Tout d’abord, ces collaborations internationales n’ont rien d’évident dans ces milieux nationalistes, surtout dans une période où les rancœurs de guerre restent très présentes. Par ailleurs, en collaborant avec des milieux étrangers et non catholiques (voire anticléricaux, comme La Vieille France d’Urbain Gohier), les ecclésiastiques – qui ne doivent pas tomber dans l’interconfessionnalisme – sont contraints d’élaborer des formes institutionnelles très souples. Ils articulent un « noyau dur » d’activistes, masqués par des pseudonymes, à des « cercles concentriques » lâchement reliés par des feuilles d’informations intermittentes, formant un ensemble vaporeux dont l’efficacité dépend, en dernière analyse et paradoxalement, de la qualité de l’enracinement local, comme à Fiesole ou dans la région toulousaine.
Au terme de cet ouvrage, certains points éveillent encore la curiosité.
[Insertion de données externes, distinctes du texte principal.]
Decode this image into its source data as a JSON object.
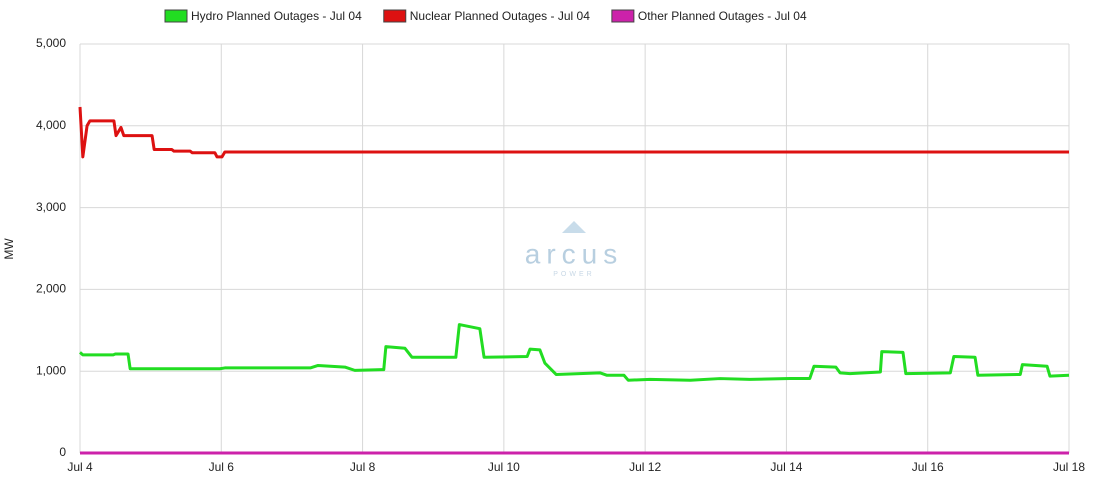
{
  "chart_data": {
    "type": "line",
    "y_label": "MW",
    "watermark": {
      "name": "arcus",
      "tagline": "POWER"
    },
    "xlim": [
      4,
      18
    ],
    "xticks": [
      {
        "value": 4,
        "label": "Jul 4"
      },
      {
        "value": 6,
        "label": "Jul 6"
      },
      {
        "value": 8,
        "label": "Jul 8"
      },
      {
        "value": 10,
        "label": "Jul 10"
      },
      {
        "value": 12,
        "label": "Jul 12"
      },
      {
        "value": 14,
        "label": "Jul 14"
      },
      {
        "value": 16,
        "label": "Jul 16"
      },
      {
        "value": 18,
        "label": "Jul 18"
      }
    ],
    "ylim": [
      0,
      5000
    ],
    "yticks": [
      0,
      {
        "value": 1000,
        "label": "1,000"
      },
      {
        "value": 2000,
        "label": "2,000"
      },
      {
        "value": 3000,
        "label": "3,000"
      },
      {
        "value": 4000,
        "label": "4,000"
      },
      {
        "value": 5000,
        "label": "5,000"
      }
    ],
    "grid": true,
    "legend": "top",
    "series": [
      {
        "name": "Hydro Planned Outages - Jul 04",
        "color": "#22dd22",
        "x": [
          4,
          4.04,
          4.47,
          4.5,
          4.68,
          4.71,
          5.98,
          6.05,
          7.26,
          7.37,
          7.75,
          7.89,
          8.3,
          8.33,
          8.6,
          8.7,
          9.32,
          9.37,
          9.66,
          9.72,
          10.33,
          10.37,
          10.51,
          10.58,
          10.74,
          11.36,
          11.46,
          11.7,
          11.76,
          12.07,
          12.64,
          13.06,
          13.48,
          14.05,
          14.33,
          14.39,
          14.7,
          14.76,
          14.9,
          15.33,
          15.35,
          15.65,
          15.69,
          16.32,
          16.37,
          16.67,
          16.71,
          17.31,
          17.34,
          17.69,
          17.73,
          18
        ],
        "values": [
          1230,
          1200,
          1200,
          1210,
          1210,
          1030,
          1030,
          1040,
          1040,
          1070,
          1050,
          1010,
          1020,
          1300,
          1280,
          1170,
          1170,
          1570,
          1520,
          1170,
          1180,
          1270,
          1260,
          1100,
          960,
          980,
          950,
          950,
          890,
          900,
          890,
          910,
          900,
          910,
          910,
          1060,
          1050,
          980,
          970,
          990,
          1240,
          1230,
          970,
          980,
          1180,
          1170,
          950,
          960,
          1080,
          1060,
          940,
          950
        ]
      },
      {
        "name": "Nuclear Planned Outages - Jul 04",
        "color": "#dd1111",
        "x": [
          4,
          4.04,
          4.1,
          4.14,
          4.48,
          4.51,
          4.58,
          4.62,
          5.02,
          5.05,
          5.3,
          5.33,
          5.56,
          5.59,
          5.91,
          5.94,
          6.01,
          6.05,
          18
        ],
        "values": [
          4230,
          3620,
          4000,
          4060,
          4060,
          3880,
          3980,
          3880,
          3880,
          3710,
          3710,
          3690,
          3690,
          3670,
          3670,
          3620,
          3620,
          3680,
          3680
        ]
      },
      {
        "name": "Other Planned Outages - Jul 04",
        "color": "#cc22aa",
        "x": [
          4,
          18
        ],
        "values": [
          0,
          0
        ]
      }
    ]
  }
}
Si la focale est ici habilement déplacée vers le monde latin et les années 1920 – moins étudiés que le versant germanique et les années 1930 –, on peut s’interroger sur les continuités entre les deux ensembles. Dans quelle mesure l’antisémitisme « benigien » a-t-il préparé la voie à l’adoption, dans les années 1930-1940, d’un antisémitisme « germanique » ?
Par ailleurs, plusieurs pistes évoquées dans la conclusion de l’ouvrage mériteraient des approfondissements, comme les translations de cet antisémitisme catholique vers l’Espagne dès 1935 puis vers l’Amérique latine, ou encore la perméabilité aux dynamiques complotistes de certains milieux chrétiens, qui se perçoivent comme « minorité prophétique et même persécutée par les agents de la sécularisation et du libéralisme » (p. 282).
Dans tous les cas, c’est à une histoire résolument internationale et prenant en compte le religieux pour restituer le caractère poreux et composite des idéologies politiques qu’invite le riche ouvrage, aux résonnances toujours actuelles, de Nina Valbousquet.
Nina Valbousquet, Catholique et antisémite. Le réseau de Mgr Benigni : Rome, Europe, États-Unis, 1918-1934, CNRS éditions, 2020, 325 p.